Hansford pointed to the Gladys Berejiklian government-commissioned “Special Commission of Inquiry into the Drug ‘Ice’” which recommended decriminalisation. Berejiklian didn’t act on this and neither did her successor Dominic Perrottet.
Uniting launched the NSW drug decriminalisation campaign, Fair Treatment, in 2018. More than 70 organisations signed on, including the NSW Bar Association, NSW Council for Civil Liberties, Harm Reduction Australia, Unharm, NUAA, Justice Action and Australian Lawyers for Human Rights.
“It’s too early to rule anything out and it will undermine the goodwill of those with lived experience of drug use, their families, those on the frontline in our emergency services, and the many academics, alcohol and drug experts who have all been hoping” that Labor will progress the warranted drug law reform policy, Hansford said.
Praise be, Pettersson
ACT Health said on August 28 that eleven of the most popularly used illicit substances have been decriminalised to “encourage people who use drugs to access health services”.
The department lists the limit amounts of each of these drugs that, if exceeded, will result in a “simple drug offence notice”, rather than a criminal charge.
It can be expected that, as in Portugal and the US state of Oregon, there will be less drug-related harms, drug-related deaths and drug-related crime.
Nevertheless, Murdoch’s headline was “Canberra to Become a Fantasyland for Parties as ACT Decriminalises Drugs” and the article suggests “Sydneysiders are expected to flock to Canberra for drug-fuelled parties”.
This sort of conservative propaganda encourages the continuing war on drugs, which prominent former heads of state and others have condemned as a failure since 2011.
ACT Labor MLA Michael Pettersson, who championed the drug decriminalisation laws, did what many MPs are too gutless to do. He successfully oversaw the law change, on January 31, 2020, to allow the personal possession of cannabis and a limited home grow of plants.

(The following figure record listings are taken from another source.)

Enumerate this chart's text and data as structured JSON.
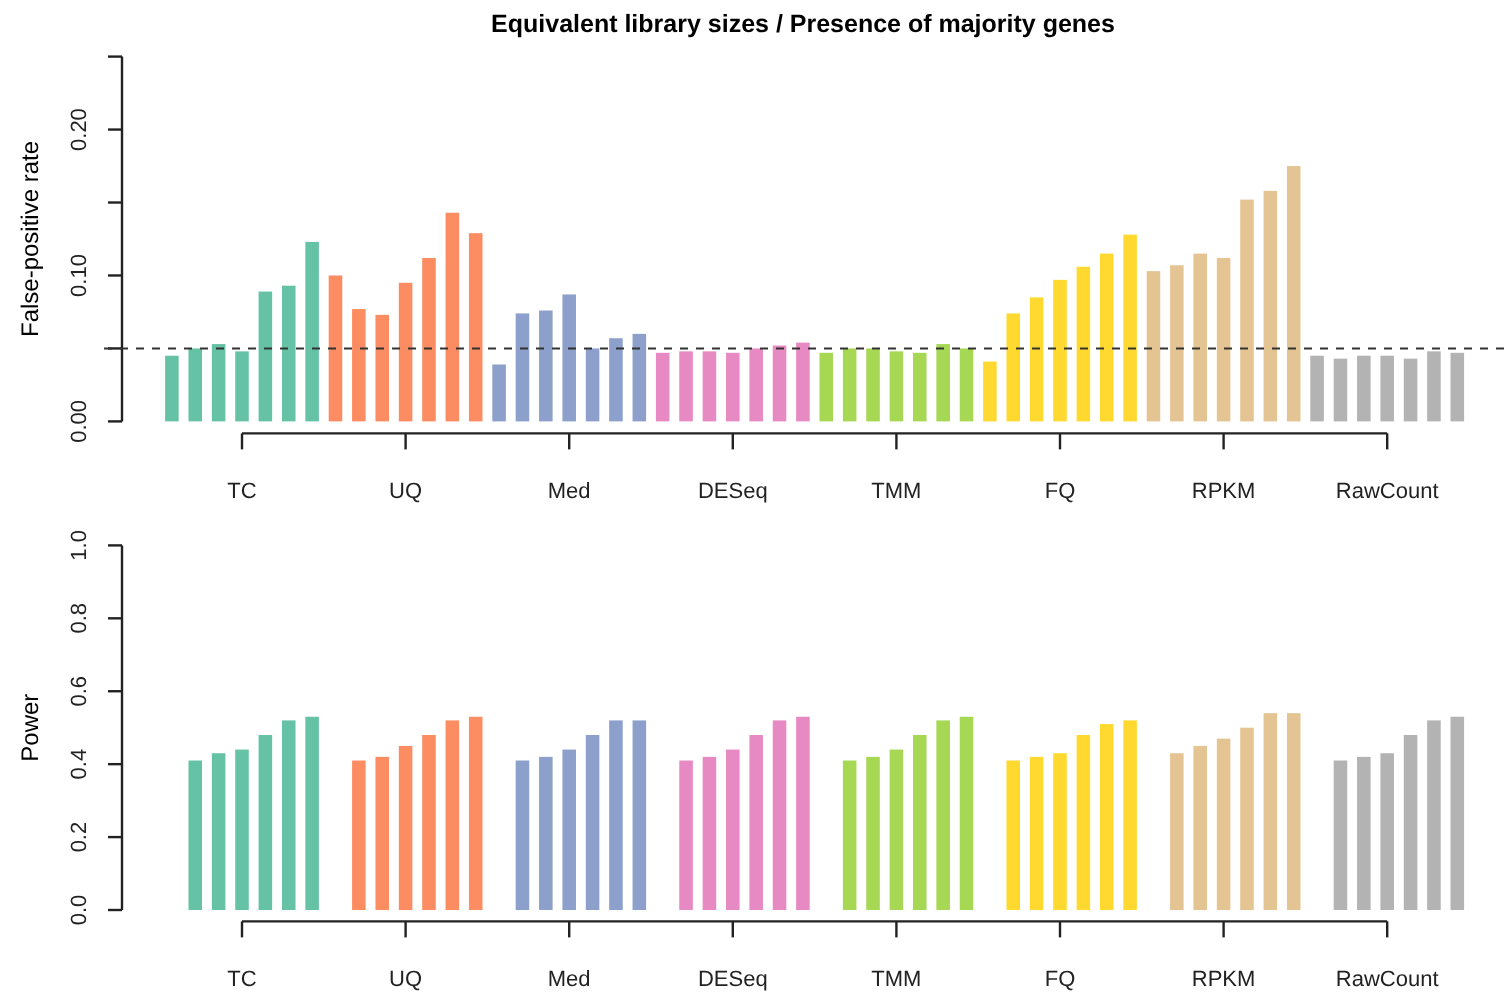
{
  "chart_data": [
    {
      "type": "bar",
      "title": "Equivalent library sizes / Presence of majority genes",
      "ylabel": "False-positive rate",
      "categories": [
        "TC",
        "UQ",
        "Med",
        "DESeq",
        "TMM",
        "FQ",
        "RPKM",
        "RawCount"
      ],
      "series": [
        {
          "values": [
            0.045,
            0.1,
            0.039,
            0.047,
            0.047,
            0.041,
            0.103,
            0.045
          ],
          "colors": [
            "#66c2a5",
            "#fc8d62",
            "#8da0cb",
            "#e78ac3",
            "#a6d854",
            "#ffd92f",
            "#e5c494",
            "#b3b3b3"
          ]
        },
        {
          "values": [
            0.05,
            0.077,
            0.074,
            0.048,
            0.05,
            0.074,
            0.107,
            0.043
          ],
          "colors": [
            "#66c2a5",
            "#fc8d62",
            "#8da0cb",
            "#e78ac3",
            "#a6d854",
            "#ffd92f",
            "#e5c494",
            "#b3b3b3"
          ]
        },
        {
          "values": [
            0.053,
            0.073,
            0.076,
            0.048,
            0.05,
            0.085,
            0.115,
            0.045
          ],
          "colors": [
            "#66c2a5",
            "#fc8d62",
            "#8da0cb",
            "#e78ac3",
            "#a6d854",
            "#ffd92f",
            "#e5c494",
            "#b3b3b3"
          ]
        },
        {
          "values": [
            0.048,
            0.095,
            0.087,
            0.047,
            0.048,
            0.097,
            0.112,
            0.045
          ],
          "colors": [
            "#66c2a5",
            "#fc8d62",
            "#8da0cb",
            "#e78ac3",
            "#a6d854",
            "#ffd92f",
            "#e5c494",
            "#b3b3b3"
          ]
        },
        {
          "values": [
            0.089,
            0.112,
            0.05,
            0.05,
            0.047,
            0.106,
            0.152,
            0.043
          ],
          "colors": [
            "#66c2a5",
            "#fc8d62",
            "#8da0cb",
            "#e78ac3",
            "#a6d854",
            "#ffd92f",
            "#e5c494",
            "#b3b3b3"
          ]
        },
        {
          "values": [
            0.093,
            0.143,
            0.057,
            0.052,
            0.053,
            0.115,
            0.158,
            0.048
          ],
          "colors": [
            "#66c2a5",
            "#fc8d62",
            "#8da0cb",
            "#e78ac3",
            "#a6d854",
            "#ffd92f",
            "#e5c494",
            "#b3b3b3"
          ]
        },
        {
          "values": [
            0.123,
            0.129,
            0.06,
            0.054,
            0.05,
            0.128,
            0.175,
            0.047
          ],
          "colors": [
            "#66c2a5",
            "#fc8d62",
            "#8da0cb",
            "#e78ac3",
            "#a6d854",
            "#ffd92f",
            "#e5c494",
            "#b3b3b3"
          ]
        }
      ],
      "ylim": [
        0,
        0.25
      ],
      "yticks": [
        {
          "value": 0,
          "label": "0.00"
        },
        {
          "value": 0.05,
          "label": null
        },
        {
          "value": 0.1,
          "label": "0.10"
        },
        {
          "value": 0.15,
          "label": null
        },
        {
          "value": 0.2,
          "label": "0.20"
        },
        {
          "value": 0.25,
          "label": null
        }
      ],
      "ref_lines": [
        {
          "axis": "y",
          "value": 0.05,
          "color": "#333333",
          "line_style": "dashed"
        }
      ]
    },
    {
      "type": "bar",
      "ylabel": "Power",
      "categories": [
        "TC",
        "UQ",
        "Med",
        "DESeq",
        "TMM",
        "FQ",
        "RPKM",
        "RawCount"
      ],
      "series": [
        {
          "values": [
            null,
            null,
            null,
            null,
            null,
            null,
            null,
            null
          ]
        },
        {
          "values": [
            0.41,
            0.41,
            0.41,
            0.41,
            0.41,
            0.41,
            0.43,
            0.41
          ],
          "colors": [
            "#66c2a5",
            "#fc8d62",
            "#8da0cb",
            "#e78ac3",
            "#a6d854",
            "#ffd92f",
            "#e5c494",
            "#b3b3b3"
          ]
        },
        {
          "values": [
            0.43,
            0.42,
            0.42,
            0.42,
            0.42,
            0.42,
            0.45,
            0.42
          ],
          "colors": [
            "#66c2a5",
            "#fc8d62",
            "#8da0cb",
            "#e78ac3",
            "#a6d854",
            "#ffd92f",
            "#e5c494",
            "#b3b3b3"
          ]
        },
        {
          "values": [
            0.44,
            0.45,
            0.44,
            0.44,
            0.44,
            0.43,
            0.47,
            0.43
          ],
          "colors": [
            "#66c2a5",
            "#fc8d62",
            "#8da0cb",
            "#e78ac3",
            "#a6d854",
            "#ffd92f",
            "#e5c494",
            "#b3b3b3"
          ]
        },
        {
          "values": [
            0.48,
            0.48,
            0.48,
            0.48,
            0.48,
            0.48,
            0.5,
            0.48
          ],
          "colors": [
            "#66c2a5",
            "#fc8d62",
            "#8da0cb",
            "#e78ac3",
            "#a6d854",
            "#ffd92f",
            "#e5c494",
            "#b3b3b3"
          ]
        },
        {
          "values": [
            0.52,
            0.52,
            0.52,
            0.52,
            0.52,
            0.51,
            0.54,
            0.52
          ],
          "colors": [
            "#66c2a5",
            "#fc8d62",
            "#8da0cb",
            "#e78ac3",
            "#a6d854",
            "#ffd92f",
            "#e5c494",
            "#b3b3b3"
          ]
        },
        {
          "values": [
            0.53,
            0.53,
            0.52,
            0.53,
            0.53,
            0.52,
            0.54,
            0.53
          ],
          "colors": [
            "#66c2a5",
            "#fc8d62",
            "#8da0cb",
            "#e78ac3",
            "#a6d854",
            "#ffd92f",
            "#e5c494",
            "#b3b3b3"
          ]
        }
      ],
      "ylim": [
        0,
        1
      ],
      "yticks": [
        {
          "value": 0,
          "label": "0.0"
        },
        0.2,
        0.4,
        0.6,
        0.8,
        {
          "value": 1,
          "label": "1.0"
        }
      ]
    }
  ]
}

Pettersson told Sydney Criminal Lawyers last October that “drug laws have not been able to stop the use of drugs, and they do not stop people from using drugs”. He said other Australian jurisdictions needed “political will and activism” for reform.
The fight continues
NSW Greens MLC Cate Faehrmann will be continuing to push for the reform with her forthcoming drug decriminalisation bill. Other MPs, such as Legalise Cannabis MLC Jeremy Buckingham and Independent MP Alex Greenwich, are likely to support the Greens’ move.
Faehrmann has told Sydney Criminal Layers, many times since Labor took office, that there’s no reason to even wait for the drug summit, as the ice inquiry findings and those of the NSW coronial inquiry into drug-related deaths at festivals both endorse the policy.
“All the experts are saying that we’ve got the insight we need for best practice drug law reform”, Faehrmann said. “Yet here we are being told that we need a drug summit.”
[A version of this article was published by Sydney Criminal Lawyers.]